With Metaverse games like Nifty Island, this could become a reality.
In Today: The Game, the team has created an LLM-based AI agent called "Limbo" (speculative tokens released), with the vision of multiple agents interacting autonomously in this world, while we can watch a 24x7 live stream.

How does Crypto integrate with this?
Crypto can help solve these problems in different ways:
Players contribute their game data to improve models, get better experiences, and get rewarded for it
Coordinate multiple stakeholders such as character designers, trainers, etc. to create the best in-game agents
Create a marketplace to own and monetize in-game agents
There is a team that is doing all of these things and more: ARC Agents. They are solving all of the problems mentioned above.

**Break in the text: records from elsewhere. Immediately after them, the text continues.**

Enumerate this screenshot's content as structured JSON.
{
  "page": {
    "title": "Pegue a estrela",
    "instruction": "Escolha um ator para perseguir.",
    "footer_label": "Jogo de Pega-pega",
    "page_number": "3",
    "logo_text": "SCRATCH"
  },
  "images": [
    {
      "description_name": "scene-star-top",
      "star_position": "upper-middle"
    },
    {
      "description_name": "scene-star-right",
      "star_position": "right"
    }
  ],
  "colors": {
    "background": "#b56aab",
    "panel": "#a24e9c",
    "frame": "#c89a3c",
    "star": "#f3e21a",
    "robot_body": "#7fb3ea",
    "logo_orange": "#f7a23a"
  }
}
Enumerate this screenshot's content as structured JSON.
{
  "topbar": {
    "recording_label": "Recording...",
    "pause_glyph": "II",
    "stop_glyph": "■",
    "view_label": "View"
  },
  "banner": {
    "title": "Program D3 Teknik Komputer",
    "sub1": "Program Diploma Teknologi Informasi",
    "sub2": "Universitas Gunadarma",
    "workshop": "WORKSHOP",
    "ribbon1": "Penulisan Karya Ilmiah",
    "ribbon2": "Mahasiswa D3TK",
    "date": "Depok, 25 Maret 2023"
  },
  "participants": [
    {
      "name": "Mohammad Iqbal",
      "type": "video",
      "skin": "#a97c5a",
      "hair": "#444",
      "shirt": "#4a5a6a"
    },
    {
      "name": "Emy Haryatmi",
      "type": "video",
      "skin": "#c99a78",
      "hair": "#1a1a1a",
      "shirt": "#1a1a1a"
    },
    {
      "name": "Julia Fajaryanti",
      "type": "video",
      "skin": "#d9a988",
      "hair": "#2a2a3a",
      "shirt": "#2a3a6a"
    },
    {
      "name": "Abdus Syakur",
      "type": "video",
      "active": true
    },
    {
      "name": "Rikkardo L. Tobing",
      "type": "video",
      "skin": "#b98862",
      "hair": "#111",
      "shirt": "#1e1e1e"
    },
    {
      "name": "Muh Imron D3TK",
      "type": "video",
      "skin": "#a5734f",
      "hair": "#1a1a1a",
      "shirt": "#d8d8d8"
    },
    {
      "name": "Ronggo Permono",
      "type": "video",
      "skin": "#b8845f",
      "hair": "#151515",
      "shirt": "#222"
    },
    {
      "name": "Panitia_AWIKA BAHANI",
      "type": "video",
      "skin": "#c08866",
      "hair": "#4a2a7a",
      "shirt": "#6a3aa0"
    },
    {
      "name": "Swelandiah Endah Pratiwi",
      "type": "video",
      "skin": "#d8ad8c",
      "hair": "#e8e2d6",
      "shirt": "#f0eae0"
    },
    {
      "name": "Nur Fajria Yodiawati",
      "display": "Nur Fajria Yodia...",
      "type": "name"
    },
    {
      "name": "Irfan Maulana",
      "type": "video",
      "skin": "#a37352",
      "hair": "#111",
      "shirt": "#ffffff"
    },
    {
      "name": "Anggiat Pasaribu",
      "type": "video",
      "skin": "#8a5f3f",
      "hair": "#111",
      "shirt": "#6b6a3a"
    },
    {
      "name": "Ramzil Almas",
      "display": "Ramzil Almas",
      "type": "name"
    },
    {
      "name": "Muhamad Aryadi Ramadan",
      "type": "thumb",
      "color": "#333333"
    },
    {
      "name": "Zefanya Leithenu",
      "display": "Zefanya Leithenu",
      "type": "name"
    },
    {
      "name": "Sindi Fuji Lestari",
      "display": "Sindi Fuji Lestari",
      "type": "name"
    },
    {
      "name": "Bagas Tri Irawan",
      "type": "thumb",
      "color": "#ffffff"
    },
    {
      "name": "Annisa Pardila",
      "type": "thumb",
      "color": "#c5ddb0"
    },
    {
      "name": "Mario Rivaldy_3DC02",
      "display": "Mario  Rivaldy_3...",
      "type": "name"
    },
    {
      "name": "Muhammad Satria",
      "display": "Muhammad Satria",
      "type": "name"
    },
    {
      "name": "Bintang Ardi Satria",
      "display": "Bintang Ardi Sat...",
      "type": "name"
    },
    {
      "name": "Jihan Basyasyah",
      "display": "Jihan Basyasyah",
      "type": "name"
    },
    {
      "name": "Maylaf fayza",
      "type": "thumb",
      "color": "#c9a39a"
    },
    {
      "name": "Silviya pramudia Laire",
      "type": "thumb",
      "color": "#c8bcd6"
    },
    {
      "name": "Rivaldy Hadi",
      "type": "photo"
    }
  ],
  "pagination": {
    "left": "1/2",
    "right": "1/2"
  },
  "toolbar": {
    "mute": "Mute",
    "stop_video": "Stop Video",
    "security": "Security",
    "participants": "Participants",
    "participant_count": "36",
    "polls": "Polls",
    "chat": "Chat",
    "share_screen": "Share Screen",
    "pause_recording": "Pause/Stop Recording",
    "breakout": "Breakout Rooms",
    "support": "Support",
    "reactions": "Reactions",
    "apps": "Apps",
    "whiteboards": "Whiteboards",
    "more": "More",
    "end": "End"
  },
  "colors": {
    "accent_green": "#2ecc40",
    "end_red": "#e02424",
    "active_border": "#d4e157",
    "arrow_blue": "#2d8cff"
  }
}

They have the ARC SDK, which allows game developers to create human-like AI agents based on game parameters. With a very simple integration, it solves player liquidity problems, cleans game data and turns it into insights, and helps players stay in flow in the game by adjusting difficulty levels. To do this, they used Reinforcement Learning. They initially developed a game called AI Arena, where you basically train your AI character to fight. This helped them form a baseline learning model that formed the basis of the ARC SDK. This formed a flywheel of sorts like DePIN: All of this is coordinated with their ecosystem token $NRN. The Chain of Thought team explains this well in their article on ARC agents: Games like Bounty are taking an agent-first approach, building agents from the ground up in a wild west world. Conclusion The convergence of AI agents, game design, and Crypto is not just another tech trend, it has the potential to solve a variety of problems that plague indie games. The great thing about AI agents in gaming is that they enhance what makes games fun — good competition, rich interactions, and challenges that keep people coming back for more. As frameworks like ARC Agents mature and more games integrate AI agents, we’ll likely see entirely new kinds of gaming experiences emerge. Imagine worlds that come alive not because of the other players in them, but because the agents in them are able to learn and evolve with their community.
We’re moving from a “play-to-earn” era to something much more exciting: games that are both genuinely fun and infinitely scalable. The next few years are going to be fantastic for developers, players, and investors watching this space. The games of 2025 and beyond will not only be more technologically advanced, they will be fundamentally more engaging, more engaging, and more alive than anything we’ve seen before.